漢書卷七十 傅常鄭甘陳叚傳第四十 甘延壽

郅支単于討伐

  • 甘延壽、字は君況。北地郁郅の人。羽林で投石抜距の技に優れ、遼東太守などを経て諫大夫・西域都護騎都尉として副校尉陳湯と共に郅支単于を誅斬、義成侯に封じられたが、子孫は王莽の代に絶えた。

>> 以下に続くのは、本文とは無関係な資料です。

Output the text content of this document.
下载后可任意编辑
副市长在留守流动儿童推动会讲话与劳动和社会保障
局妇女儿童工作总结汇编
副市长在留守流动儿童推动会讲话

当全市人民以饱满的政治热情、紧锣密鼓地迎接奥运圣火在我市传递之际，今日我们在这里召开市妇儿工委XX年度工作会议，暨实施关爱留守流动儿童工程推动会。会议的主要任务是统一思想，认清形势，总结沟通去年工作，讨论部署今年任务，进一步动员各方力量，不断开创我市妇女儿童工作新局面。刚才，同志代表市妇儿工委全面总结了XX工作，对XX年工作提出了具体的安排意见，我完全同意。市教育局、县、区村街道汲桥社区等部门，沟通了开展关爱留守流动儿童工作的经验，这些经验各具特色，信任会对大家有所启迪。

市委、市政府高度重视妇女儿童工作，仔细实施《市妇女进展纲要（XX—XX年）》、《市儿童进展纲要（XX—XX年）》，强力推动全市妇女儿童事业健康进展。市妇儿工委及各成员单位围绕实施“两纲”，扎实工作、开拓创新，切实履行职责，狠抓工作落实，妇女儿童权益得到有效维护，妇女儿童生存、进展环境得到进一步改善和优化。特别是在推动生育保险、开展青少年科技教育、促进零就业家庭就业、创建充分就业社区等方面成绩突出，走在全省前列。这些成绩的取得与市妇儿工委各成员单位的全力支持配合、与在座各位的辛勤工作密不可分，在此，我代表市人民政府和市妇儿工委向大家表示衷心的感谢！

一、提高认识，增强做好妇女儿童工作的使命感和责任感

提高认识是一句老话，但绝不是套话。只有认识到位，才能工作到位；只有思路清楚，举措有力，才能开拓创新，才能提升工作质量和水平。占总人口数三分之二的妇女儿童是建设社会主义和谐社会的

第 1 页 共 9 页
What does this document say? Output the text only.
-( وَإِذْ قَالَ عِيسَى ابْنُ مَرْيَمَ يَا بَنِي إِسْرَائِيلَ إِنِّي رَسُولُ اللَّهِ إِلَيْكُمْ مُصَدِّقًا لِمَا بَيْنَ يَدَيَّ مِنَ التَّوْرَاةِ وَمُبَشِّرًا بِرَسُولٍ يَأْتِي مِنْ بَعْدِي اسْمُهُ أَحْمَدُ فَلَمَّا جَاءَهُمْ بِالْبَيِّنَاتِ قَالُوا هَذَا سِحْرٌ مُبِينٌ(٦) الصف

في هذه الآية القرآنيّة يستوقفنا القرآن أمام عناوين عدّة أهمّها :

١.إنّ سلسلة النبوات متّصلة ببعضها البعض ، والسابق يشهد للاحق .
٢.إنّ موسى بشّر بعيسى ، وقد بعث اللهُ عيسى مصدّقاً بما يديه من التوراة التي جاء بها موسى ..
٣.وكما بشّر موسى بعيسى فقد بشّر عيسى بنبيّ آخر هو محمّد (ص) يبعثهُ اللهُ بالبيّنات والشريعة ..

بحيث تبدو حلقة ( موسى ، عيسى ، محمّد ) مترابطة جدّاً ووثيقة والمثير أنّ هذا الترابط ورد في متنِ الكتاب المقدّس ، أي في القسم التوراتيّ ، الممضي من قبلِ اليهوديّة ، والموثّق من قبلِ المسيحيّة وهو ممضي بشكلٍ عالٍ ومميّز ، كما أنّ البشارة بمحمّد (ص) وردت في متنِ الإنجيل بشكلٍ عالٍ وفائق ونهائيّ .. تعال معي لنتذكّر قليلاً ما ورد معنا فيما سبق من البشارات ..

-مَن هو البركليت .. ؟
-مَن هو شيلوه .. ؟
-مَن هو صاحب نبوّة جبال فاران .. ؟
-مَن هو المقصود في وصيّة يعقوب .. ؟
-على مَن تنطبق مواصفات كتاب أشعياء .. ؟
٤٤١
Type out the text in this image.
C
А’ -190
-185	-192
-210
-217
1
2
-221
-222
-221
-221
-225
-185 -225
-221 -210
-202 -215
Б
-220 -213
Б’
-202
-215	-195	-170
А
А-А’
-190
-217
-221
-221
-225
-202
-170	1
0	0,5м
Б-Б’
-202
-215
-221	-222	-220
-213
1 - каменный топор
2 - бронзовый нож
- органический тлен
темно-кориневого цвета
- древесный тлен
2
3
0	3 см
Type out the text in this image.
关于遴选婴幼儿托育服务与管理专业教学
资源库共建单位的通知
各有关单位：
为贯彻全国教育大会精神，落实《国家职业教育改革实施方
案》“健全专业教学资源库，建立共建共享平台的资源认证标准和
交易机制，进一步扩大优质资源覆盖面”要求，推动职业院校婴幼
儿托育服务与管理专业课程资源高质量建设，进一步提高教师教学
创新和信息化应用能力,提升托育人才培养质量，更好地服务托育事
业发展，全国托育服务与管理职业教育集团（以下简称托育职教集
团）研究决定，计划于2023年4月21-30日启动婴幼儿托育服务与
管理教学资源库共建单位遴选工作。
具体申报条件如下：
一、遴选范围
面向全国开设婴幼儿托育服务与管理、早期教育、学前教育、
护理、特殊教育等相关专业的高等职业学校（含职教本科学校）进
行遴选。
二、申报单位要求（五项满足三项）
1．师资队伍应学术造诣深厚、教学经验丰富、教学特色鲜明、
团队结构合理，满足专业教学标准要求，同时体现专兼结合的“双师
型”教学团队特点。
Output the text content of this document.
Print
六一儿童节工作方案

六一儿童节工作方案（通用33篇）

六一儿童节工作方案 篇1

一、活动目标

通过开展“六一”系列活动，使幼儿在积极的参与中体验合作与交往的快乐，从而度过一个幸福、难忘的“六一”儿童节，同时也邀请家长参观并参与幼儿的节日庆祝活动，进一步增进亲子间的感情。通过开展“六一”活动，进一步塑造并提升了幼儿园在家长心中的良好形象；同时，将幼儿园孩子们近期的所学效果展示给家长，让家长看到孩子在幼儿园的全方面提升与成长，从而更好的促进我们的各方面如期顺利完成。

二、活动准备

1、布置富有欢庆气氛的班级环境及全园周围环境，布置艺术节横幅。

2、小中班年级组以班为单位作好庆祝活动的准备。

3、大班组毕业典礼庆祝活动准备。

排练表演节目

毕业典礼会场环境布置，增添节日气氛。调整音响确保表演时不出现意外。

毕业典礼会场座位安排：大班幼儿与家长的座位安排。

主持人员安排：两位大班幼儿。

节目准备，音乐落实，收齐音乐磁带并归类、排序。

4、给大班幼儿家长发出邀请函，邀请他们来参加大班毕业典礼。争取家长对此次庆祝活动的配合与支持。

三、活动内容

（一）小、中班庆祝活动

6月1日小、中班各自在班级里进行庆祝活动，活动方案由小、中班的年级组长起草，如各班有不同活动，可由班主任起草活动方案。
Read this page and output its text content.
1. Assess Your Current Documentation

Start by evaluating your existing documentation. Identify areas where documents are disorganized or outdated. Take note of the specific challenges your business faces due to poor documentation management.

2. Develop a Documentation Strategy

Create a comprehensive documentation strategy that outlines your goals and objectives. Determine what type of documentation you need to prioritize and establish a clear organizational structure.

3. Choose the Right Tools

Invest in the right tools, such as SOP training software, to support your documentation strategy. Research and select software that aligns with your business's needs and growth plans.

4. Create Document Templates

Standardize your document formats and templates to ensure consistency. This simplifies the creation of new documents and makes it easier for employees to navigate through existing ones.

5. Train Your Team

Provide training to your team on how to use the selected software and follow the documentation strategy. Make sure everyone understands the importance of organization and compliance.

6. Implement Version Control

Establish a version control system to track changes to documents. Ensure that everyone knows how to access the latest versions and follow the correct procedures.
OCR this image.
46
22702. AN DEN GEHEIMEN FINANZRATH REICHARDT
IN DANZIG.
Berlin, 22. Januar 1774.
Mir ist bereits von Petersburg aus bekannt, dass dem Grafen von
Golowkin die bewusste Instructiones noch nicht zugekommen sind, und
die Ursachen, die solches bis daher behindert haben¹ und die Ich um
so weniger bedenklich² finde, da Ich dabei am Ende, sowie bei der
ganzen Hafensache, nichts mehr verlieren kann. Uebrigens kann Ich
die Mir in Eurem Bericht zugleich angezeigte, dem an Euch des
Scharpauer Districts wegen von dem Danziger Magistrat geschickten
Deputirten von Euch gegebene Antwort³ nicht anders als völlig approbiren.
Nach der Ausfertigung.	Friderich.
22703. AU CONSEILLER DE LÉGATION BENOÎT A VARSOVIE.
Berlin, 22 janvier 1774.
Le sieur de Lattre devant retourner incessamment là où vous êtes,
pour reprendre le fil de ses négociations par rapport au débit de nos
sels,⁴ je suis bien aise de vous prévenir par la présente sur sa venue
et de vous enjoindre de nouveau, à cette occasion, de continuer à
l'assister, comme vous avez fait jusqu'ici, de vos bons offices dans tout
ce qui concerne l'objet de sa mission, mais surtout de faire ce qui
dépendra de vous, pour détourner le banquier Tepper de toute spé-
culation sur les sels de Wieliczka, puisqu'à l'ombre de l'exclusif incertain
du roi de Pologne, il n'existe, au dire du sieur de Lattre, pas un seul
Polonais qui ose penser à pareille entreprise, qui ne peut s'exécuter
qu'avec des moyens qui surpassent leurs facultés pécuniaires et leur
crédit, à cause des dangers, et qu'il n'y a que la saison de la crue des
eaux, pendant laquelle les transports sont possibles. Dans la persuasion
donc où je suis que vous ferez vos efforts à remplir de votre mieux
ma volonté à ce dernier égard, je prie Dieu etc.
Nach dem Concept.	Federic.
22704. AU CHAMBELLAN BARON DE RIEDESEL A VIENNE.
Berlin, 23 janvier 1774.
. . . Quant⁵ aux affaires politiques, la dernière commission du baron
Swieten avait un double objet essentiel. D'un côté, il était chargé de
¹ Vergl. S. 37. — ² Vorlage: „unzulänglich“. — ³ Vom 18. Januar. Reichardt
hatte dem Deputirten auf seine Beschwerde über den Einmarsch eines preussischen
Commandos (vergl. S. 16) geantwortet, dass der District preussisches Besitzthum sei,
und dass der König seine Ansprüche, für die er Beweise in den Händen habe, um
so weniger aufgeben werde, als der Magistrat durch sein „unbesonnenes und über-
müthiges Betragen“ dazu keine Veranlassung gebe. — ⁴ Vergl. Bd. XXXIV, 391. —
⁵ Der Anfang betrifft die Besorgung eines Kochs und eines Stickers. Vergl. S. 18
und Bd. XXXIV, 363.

  • 陳湯、字は子公。山陽瑕丘の人。博学だが素行に難があり、初元二年茂材に挙げられるも父の喪に奔らなかった罪で下獄、後に薦により郎となり西域副校尉として延寿と赴任した。当時匈奴は呼韓邪・郅支両単于が争い、呼韓邪は漢に降ったが郅支は西方の呼偈・堅昆・丁令を併せて自立し、漢の使者江迺始を辱め、初元四年には侍子を送りつつも漢を軽んじる態度を取った。湯は延寿に「西域諸国は匈奴を懼れ、郅支が烏孫・大宛を服せば西域は危うい、屯田吏士と烏孫兵を発して急襲すべき」と献策、延寿が朝議を経てから動こうとするのを見て「大策は容れられない」と判断し、延寿の病中に矯制して城郭諸国・車師戊巳校尉の兵を発した。延寿は驚いて止めようとしたが湯に説得され従い、両者は上疏で矯制の罪を自ら劾しつつ出兵、漢兵・胡兵合わせて四万余で六校に分かれ、南北両道から進撃した。烏孫の副王抱闐の略奪を撃退しつつ康居に入り、郅支城に迫って囲み、四面から攻めて城を陥し、単于を斬殺、閼氏・太子・名王以下千五百十八級を斬り、生虜百四十五人・降虜千余人を得た。延寿・湯は上疏し「彊漢の名に叛いた郅支の首を蛮夷の邸間に懸けて天下に示し、明らかに彊漢を犯す者は遠くとも必ず誅されることを知らしめるべき」と論じた。